Inspection of infrastructure in Drone Programming - Time & Space Complexity
When a drone inspects infrastructure, it often checks many parts one by one. Understanding how the time it takes grows as the number of parts grows helps us plan better.
We want to know how the inspection time changes when there are more parts to check.
Analyze the time complexity of the following code snippet.
function inspectInfrastructure(parts) {
for (let i = 0; i < parts.length; i++) {
parts[i].scan();
}
}
This code makes the drone scan each part of the infrastructure one after another.
Identify the loops, recursion, array traversals that repeat.
- Primary operation: The for-loop that goes through each part to scan it.
- How many times: Once for every part in the list.
As the number of parts increases, the drone spends more time scanning each one.
| Input Size (n) | Approx. Operations |
|---|---|
| 10 | 10 scans |
| 100 | 100 scans |
| 1000 | 1000 scans |
Pattern observation: The time grows directly with the number of parts. Double the parts, double the scans.
Time Complexity: O(n)
This means the inspection time grows in a straight line with the number of parts to check.

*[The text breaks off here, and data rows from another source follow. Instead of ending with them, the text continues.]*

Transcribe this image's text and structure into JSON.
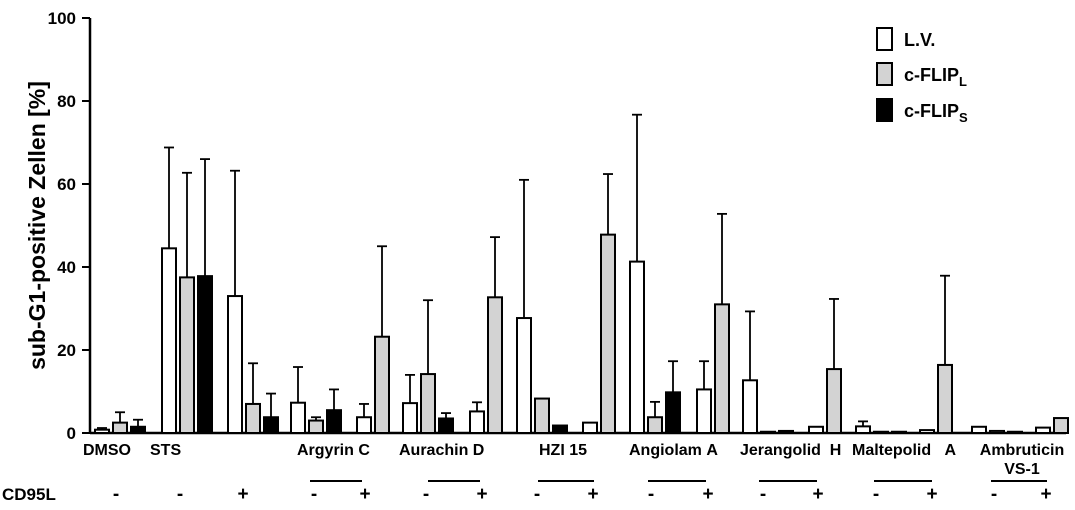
{
  "chart_data": {
    "type": "bar",
    "ylabel": "sub-G1-positive Zellen [%]",
    "ylim": [
      0,
      100
    ],
    "yticks": [
      "0",
      "20",
      "40",
      "60",
      "80",
      "100"
    ],
    "series": [
      {
        "name": "L.V.",
        "color": "#ffffff",
        "legend_main": "L.V.",
        "legend_sub": ""
      },
      {
        "name": "c-FLIPL",
        "color": "#d3d3d3",
        "legend_main": "c-FLIP",
        "legend_sub": "L"
      },
      {
        "name": "c-FLIPS",
        "color": "#000000",
        "legend_main": "c-FLIP",
        "legend_sub": "S"
      }
    ],
    "categories": [
      {
        "label": "DMSO",
        "cd95l": "-",
        "values": [
          0.8,
          2.5,
          1.5
        ],
        "errors": [
          0.4,
          2.5,
          1.7
        ]
      },
      {
        "label": "STS",
        "cd95l": "-",
        "values": [
          44.5,
          37.5,
          37.8
        ],
        "errors": [
          24.3,
          25.2,
          28.2
        ]
      },
      {
        "label": "",
        "cd95l": "+",
        "values": [
          33,
          7,
          3.8
        ],
        "errors": [
          30.2,
          9.8,
          5.7
        ]
      },
      {
        "label": "",
        "cd95l": "-",
        "values": [
          7.3,
          3,
          5.5
        ],
        "errors": [
          8.6,
          0.8,
          5
        ]
      },
      {
        "label": "",
        "cd95l": "+",
        "values": [
          3.8,
          23.2,
          null
        ],
        "errors": [
          3.2,
          21.8,
          null
        ]
      },
      {
        "label": "",
        "cd95l": "-",
        "values": [
          7.2,
          14.2,
          3.5
        ],
        "errors": [
          6.8,
          17.8,
          1.3
        ]
      },
      {
        "label": "",
        "cd95l": "+",
        "values": [
          5.2,
          32.7,
          null
        ],
        "errors": [
          2.2,
          14.5,
          null
        ]
      },
      {
        "label": "",
        "cd95l": "-",
        "values": [
          27.7,
          8.3,
          1.8
        ],
        "errors": [
          33.3,
          0,
          0
        ]
      },
      {
        "label": "",
        "cd95l": "+",
        "values": [
          2.5,
          47.8,
          null
        ],
        "errors": [
          0,
          14.6,
          null
        ]
      },
      {
        "label": "",
        "cd95l": "-",
        "values": [
          41.3,
          3.8,
          9.8
        ],
        "errors": [
          35.4,
          3.7,
          7.5
        ]
      },
      {
        "label": "",
        "cd95l": "+",
        "values": [
          10.5,
          31,
          null
        ],
        "errors": [
          6.8,
          21.8,
          null
        ]
      },
      {
        "label": "",
        "cd95l": "-",
        "values": [
          12.7,
          0.3,
          0.5
        ],
        "errors": [
          16.6,
          0,
          0
        ]
      },
      {
        "label": "",
        "cd95l": "+",
        "values": [
          1.5,
          15.4,
          null
        ],
        "errors": [
          0,
          16.9,
          null
        ]
      },
      {
        "label": "",
        "cd95l": "-",
        "values": [
          1.6,
          0.3,
          0.3
        ],
        "errors": [
          1.2,
          0,
          0
        ]
      },
      {
        "label": "",
        "cd95l": "+",
        "values": [
          0.7,
          16.4,
          null
        ],
        "errors": [
          0,
          21.5,
          null
        ]
      },
      {
        "label": "",
        "cd95l": "-",
        "values": [
          1.5,
          0.5,
          0.3
        ],
        "errors": [
          0,
          0,
          0
        ]
      },
      {
        "label": "",
        "cd95l": "+",
        "values": [
          1.3,
          3.6,
          null
        ],
        "errors": [
          0,
          0,
          null
        ]
      }
    ],
    "group_labels": [
      {
        "label": "Argyrin C"
      },
      {
        "label": "Aurachin D"
      },
      {
        "label": "HZI 15"
      },
      {
        "label": "Angiolam A"
      },
      {
        "label": "Jerangolid H"
      },
      {
        "label": "Maltepolid A"
      },
      {
        "label": "Ambruticin VS-1"
      }
    ],
    "treatment_row_label": "CD95L",
    "legend_position": "top-right",
    "grid": false
  }
}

[X] Wrong: "The drone scans all parts instantly, so time does not depend on the number of parts."
[OK] Correct: Each part needs a separate scan, so more parts always mean more time.
Understanding how tasks grow with input size is a key skill. It helps you explain how your code will behave when handling more data or more work.
"What if the drone scans pairs of parts together instead of one by one? How would the time complexity change?"